Malda Town–Anand Vihar Terminal Weekly Express

Overview
- Service type: Express
- Locale: West Bengal, Bihar, Uttar Pradesh & Delhi
- First service: 9 January 2015; 10 years ago
- Current operator(s): Eastern Railway

Route
- Termini: Malda Town (MLDT) Anand Vihar Terminal (ANVT)
- Stops: 23
- Distance travelled: 1,412 km (877 mi)
- Average journey time: 28 hrs 55 mins
- Service frequency: Weekly
- Train number(s): 13429 / 13430

On-board services
- Class(es): AC 2 Tier, AC 3 Tier, Sleeper Class, General Unreserved
- Seating arrangements: Yes
- Sleeping arrangements: Yes
- Catering facilities: On-board catering, E-catering
- Observation facilities: Large windows
- Baggage facilities: Available
- Other facilities: Below the seats

Technical
- Rolling stock: LHB coach
- Track gauge: 1,676 mm (5 ft 6 in)
- Operating speed: 49 km/h (30 mph) average including halts.

= Malda Town–Anand Vihar Weekly Express =

Train in India

The 13429 / 13430 Malda Town–Anand Vihar Terminal Weekly Express is the express, as well as the like other normal Express trains. It is the newer one train.

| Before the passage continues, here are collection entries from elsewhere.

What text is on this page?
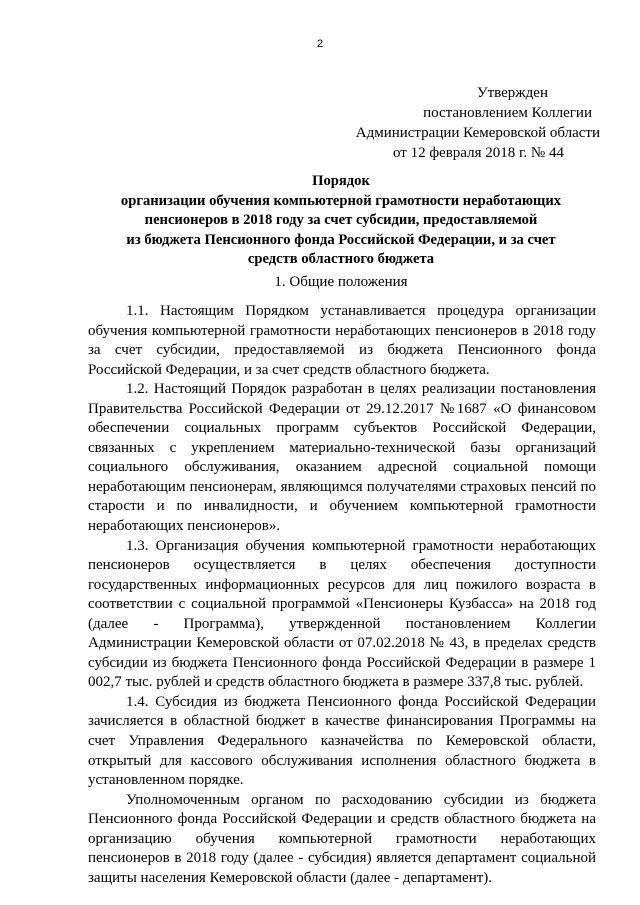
2
Утвержден
постановлением Коллегии
Администрации Кемеровской области
от 12 февраля 2018 г. № 44
Порядок
организации обучения компьютерной грамотности неработающих
пенсионеров в 2018 году за счет субсидии, предоставляемой
из бюджета Пенсионного фонда Российской Федерации, и за счет
средств областного бюджета
1. Общие положения

1.1. Настоящим Порядком устанавливается процедура организации обучения компьютерной грамотности неработающих пенсионеров в 2018 году за счет субсидии, предоставляемой из бюджета Пенсионного фонда Российской Федерации, и за счет средств областного бюджета.

1.2. Настоящий Порядок разработан в целях реализации постановления Правительства Российской Федерации от 29.12.2017 №1687 «О финансовом обеспечении социальных программ субъектов Российской Федерации, связанных с укреплением материально-технической базы организаций социального обслуживания, оказанием адресной социальной помощи неработающим пенсионерам, являющимся получателями страховых пенсий по старости и по инвалидности, и обучением компьютерной грамотности неработающих пенсионеров».

1.3. Организация обучения компьютерной грамотности неработающих пенсионеров осуществляется в целях обеспечения доступности государственных информационных ресурсов для лиц пожилого возраста в соответствии с социальной программой «Пенсионеры Кузбасса» на 2018 год (далее - Программа), утвержденной постановлением Коллегии Администрации Кемеровской области от 07.02.2018 № 43, в пределах средств субсидии из бюджета Пенсионного фонда Российской Федерации в размере 1 002,7 тыс. рублей и средств областного бюджета в размере 337,8 тыс. рублей.

1.4. Субсидия из бюджета Пенсионного фонда Российской Федерации зачисляется в областной бюджет в качестве финансирования Программы на счет Управления Федерального казначейства по Кемеровской области, открытый для кассового обслуживания исполнения областного бюджета в установленном порядке.

Уполномоченным органом по расходованию субсидии из бюджета Пенсионного фонда Российской Федерации и средств областного бюджета на организацию обучения компьютерной грамотности неработающих пенсионеров в 2018 году (далее - субсидия) является департамент социальной защиты населения Кемеровской области (далее - департамент).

The Malda Town–Anand Vihar Weekly Express left Malda Town railway station for Anand Vihar Terminal railway station, to cover a distance of 1412 km km in 29 hours 30 mins. It had an 1 AC 2 Tier, 2 AC 3-tier and 6 3-Tier Sleeper. It is hauled by Indian locomotive class WAP-4..

==History==
It was inaugurated at Tuesday 9 January 2015.

==Destinations==
The train is an important link between Malda Town to New Delhi. It runs near some of the most holy sites in India.

===Timing===
- 13429 Malda Town–Anand Vihar Terminal Weekly Express leaves Malda Town railway station on a one-day-in-a-week basis at 09:05 hrs IST and reaches Anand Vihar Terminal railway station at 14:35 hrs IST the 2nd day.
- 13430 Anand Vihar Terminal–Malda Town Weekly Express leaves Anand Vihar Terminal railway station on one days in a weekly basis at 17:10 hrs IST and reaches Malda Town railway station at 23:50 hrs IST the 2nd day.

On this route, the train covers a distance of 1412 km in 29 hrs 30 mins.

==Coach composition==

Loco: 1; 2; 3; 4; 5; 6; 7; 8; 9; 10; 11; 12; 13; 14; 15; 16; 17
EoG; GS; GN; GN; B2; B1; A1; S1; S2; S3; S4; S5; S6; GN; GN; GN; SLR

===Trivia===

Malda Town–Anand Vihar Weekly Express has One AC 2-Tier, Two AC 3-Tier, Six Sleeper Class, Six General Unreserved, One SLR and One EoG.